Warsaw has taken a leading roll in hosting hundreds of thousands of Ukrainian refugees since the Feb. 24 invasion and some in the government had believed that may mitigate EU demands in other areas such as the rule of law. Now the ruling party needs the money as it battles a cost-of-living crisis fueled by the war in neighboring Ukraine and struggles to revive support before next year’s ballot.

Law & Justice leader Jaroslaw Kaczynski, Poland’s most powerful politician, vowed on Monday that his government won’t take any further steps to meet the EU’s demands. He also accused commission President Ursula von der Leyen of failing to adhere to an earlier agreement, under which the country would start receiving the money.

The government insists that a law introduced in June to overhaul a contested regime for disciplining judges already meets the criteria set out in a spending plan that the EU approved earlier this year. Von der Leyen said last month Poland hadn’t done enough.

Anticipation that Warsaw and the commission would find a compromise have helped stem losses in the zloty since April. But this week’s outbursts from Kaczynski and his allies have boosted skepticism among investors.

“It’s increasingly unlikely Poland will get the EU money this year,” said BNP Paribas analyst Wojciech Stepien.

The zloty traded 0.2% weaker at 4.6864 per euro at 5:27 p.m. in Warsaw, extending its decline this year to 2.1%, the fourth-steepest among emerging-market currencies.

Kaczynski has accused the commission of working alongside his party’s opposition rivals to undermine the government before the election, which is slated for next autumn.

Separately, Law & Justice Secretary General Krzysztof Sobolewski said on Monday that Poland will “pull out all the cannons” and “open fire” if the commission tries to push the government “against the wall.”

But the government’s leverage is limited.
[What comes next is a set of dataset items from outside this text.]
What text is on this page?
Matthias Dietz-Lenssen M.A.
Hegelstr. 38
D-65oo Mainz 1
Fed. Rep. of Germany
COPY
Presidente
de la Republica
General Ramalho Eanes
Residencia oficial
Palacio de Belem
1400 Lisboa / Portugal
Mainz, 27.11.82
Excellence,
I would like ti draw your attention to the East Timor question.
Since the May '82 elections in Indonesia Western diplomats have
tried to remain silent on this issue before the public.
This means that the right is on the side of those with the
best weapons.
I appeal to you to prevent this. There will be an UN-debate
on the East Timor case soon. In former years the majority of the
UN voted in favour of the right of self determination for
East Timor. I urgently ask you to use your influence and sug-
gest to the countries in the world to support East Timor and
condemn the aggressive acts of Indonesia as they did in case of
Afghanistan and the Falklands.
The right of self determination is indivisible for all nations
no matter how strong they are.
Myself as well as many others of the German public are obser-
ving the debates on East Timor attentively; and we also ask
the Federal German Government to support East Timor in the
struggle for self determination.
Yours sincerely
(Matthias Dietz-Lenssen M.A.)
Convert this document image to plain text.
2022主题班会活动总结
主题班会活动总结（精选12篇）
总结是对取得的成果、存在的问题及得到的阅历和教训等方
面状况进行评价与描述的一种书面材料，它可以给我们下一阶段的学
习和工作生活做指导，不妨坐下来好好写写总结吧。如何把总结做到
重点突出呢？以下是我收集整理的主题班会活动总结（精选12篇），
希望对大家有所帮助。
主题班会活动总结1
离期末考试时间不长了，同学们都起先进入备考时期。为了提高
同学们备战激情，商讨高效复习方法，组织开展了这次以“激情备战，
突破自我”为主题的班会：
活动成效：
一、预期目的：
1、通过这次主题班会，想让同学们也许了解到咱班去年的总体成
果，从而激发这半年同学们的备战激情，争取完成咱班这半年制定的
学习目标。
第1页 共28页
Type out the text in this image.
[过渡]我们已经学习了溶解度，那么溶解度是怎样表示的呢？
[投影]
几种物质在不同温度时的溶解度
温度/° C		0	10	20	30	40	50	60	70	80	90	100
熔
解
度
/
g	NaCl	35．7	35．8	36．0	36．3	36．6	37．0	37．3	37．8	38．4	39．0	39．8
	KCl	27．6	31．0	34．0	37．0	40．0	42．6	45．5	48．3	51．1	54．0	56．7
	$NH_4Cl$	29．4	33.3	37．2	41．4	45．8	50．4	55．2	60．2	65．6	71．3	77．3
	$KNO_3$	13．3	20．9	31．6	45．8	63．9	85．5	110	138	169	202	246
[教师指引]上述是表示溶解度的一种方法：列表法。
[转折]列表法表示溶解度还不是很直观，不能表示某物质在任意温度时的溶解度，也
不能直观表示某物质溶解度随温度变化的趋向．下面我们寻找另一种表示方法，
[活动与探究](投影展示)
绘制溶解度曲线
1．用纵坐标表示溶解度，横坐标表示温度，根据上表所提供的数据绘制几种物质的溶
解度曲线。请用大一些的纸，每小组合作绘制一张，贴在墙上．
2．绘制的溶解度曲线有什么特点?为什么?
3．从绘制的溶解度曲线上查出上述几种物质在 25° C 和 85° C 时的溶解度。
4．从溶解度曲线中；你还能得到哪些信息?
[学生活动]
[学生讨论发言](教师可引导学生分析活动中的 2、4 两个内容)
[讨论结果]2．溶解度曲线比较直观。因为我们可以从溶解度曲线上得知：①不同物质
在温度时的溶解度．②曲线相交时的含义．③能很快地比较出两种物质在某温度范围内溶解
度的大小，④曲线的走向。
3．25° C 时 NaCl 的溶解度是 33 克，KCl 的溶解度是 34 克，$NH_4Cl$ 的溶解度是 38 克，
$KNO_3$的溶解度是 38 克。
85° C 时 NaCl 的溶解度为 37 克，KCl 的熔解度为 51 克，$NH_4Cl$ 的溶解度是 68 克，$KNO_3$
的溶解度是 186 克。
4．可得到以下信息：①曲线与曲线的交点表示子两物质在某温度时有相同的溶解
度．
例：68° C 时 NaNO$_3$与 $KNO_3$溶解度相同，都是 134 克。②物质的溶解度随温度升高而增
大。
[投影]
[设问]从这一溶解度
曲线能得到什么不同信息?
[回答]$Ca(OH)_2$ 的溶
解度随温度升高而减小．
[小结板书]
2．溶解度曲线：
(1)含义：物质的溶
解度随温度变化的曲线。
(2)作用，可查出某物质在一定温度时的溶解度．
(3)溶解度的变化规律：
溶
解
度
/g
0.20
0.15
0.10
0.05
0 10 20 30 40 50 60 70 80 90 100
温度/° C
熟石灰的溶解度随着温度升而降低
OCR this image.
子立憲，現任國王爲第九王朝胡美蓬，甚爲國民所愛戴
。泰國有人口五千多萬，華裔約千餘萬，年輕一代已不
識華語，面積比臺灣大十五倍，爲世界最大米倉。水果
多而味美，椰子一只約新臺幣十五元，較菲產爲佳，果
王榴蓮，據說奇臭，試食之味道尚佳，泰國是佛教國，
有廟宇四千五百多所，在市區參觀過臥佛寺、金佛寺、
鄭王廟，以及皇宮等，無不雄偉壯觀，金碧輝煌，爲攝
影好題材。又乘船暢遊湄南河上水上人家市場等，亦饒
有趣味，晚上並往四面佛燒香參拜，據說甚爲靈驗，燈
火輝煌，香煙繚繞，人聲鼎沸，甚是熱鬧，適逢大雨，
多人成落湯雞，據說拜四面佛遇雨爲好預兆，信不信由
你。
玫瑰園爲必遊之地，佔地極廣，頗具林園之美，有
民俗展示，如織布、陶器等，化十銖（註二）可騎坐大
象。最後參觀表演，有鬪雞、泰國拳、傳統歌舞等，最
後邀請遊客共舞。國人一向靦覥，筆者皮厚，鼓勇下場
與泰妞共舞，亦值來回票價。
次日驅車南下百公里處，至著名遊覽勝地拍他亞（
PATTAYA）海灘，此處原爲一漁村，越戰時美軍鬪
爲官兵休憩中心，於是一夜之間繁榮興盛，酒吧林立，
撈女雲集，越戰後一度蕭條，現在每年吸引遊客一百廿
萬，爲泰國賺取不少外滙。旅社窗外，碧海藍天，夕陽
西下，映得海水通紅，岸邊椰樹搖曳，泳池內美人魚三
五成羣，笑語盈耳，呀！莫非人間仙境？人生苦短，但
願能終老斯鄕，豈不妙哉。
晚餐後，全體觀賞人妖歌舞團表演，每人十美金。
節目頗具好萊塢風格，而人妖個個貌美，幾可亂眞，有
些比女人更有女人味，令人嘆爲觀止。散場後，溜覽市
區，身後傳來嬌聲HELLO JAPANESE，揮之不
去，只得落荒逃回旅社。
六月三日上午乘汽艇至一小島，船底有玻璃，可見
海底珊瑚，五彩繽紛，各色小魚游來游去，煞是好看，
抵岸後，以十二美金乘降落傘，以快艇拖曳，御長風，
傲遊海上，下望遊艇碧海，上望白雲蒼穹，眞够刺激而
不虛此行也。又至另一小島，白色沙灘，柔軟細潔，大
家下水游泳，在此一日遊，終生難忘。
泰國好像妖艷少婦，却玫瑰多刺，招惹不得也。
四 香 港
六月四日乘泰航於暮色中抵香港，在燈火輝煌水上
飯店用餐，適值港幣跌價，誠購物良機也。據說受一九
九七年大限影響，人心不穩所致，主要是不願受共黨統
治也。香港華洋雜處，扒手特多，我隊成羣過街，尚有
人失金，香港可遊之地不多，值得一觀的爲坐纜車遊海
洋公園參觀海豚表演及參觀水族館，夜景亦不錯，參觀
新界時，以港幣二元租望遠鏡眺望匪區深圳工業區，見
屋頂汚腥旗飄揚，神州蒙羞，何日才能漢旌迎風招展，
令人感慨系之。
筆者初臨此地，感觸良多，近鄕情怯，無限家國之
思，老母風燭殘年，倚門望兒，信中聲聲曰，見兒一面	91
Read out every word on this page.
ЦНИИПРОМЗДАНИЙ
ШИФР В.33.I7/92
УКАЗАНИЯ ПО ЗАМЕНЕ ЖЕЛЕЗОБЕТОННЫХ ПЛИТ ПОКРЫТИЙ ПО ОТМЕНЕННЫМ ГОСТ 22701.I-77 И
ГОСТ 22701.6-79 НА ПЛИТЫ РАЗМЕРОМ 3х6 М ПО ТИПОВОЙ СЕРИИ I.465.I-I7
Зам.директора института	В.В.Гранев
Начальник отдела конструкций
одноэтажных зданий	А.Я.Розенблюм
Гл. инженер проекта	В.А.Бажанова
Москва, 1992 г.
Poland has run up more than 250 million euros in penalties for failing to comply with an order from the EU’s top court to scrap the disciplinary regime, and the fine continues to grow by 1 million euros a day.

Commission spokeswoman Arianna Podesta said on Thursday that there’s “no space for misunderstandings” when it comes to the conditions for the disbursement of funds. The commission will have two months to assess if they’ve been met once it receives a payment request, she said.

Poland plans to file a request in October or November, according to Prime Minister Mateusz Morawiecki.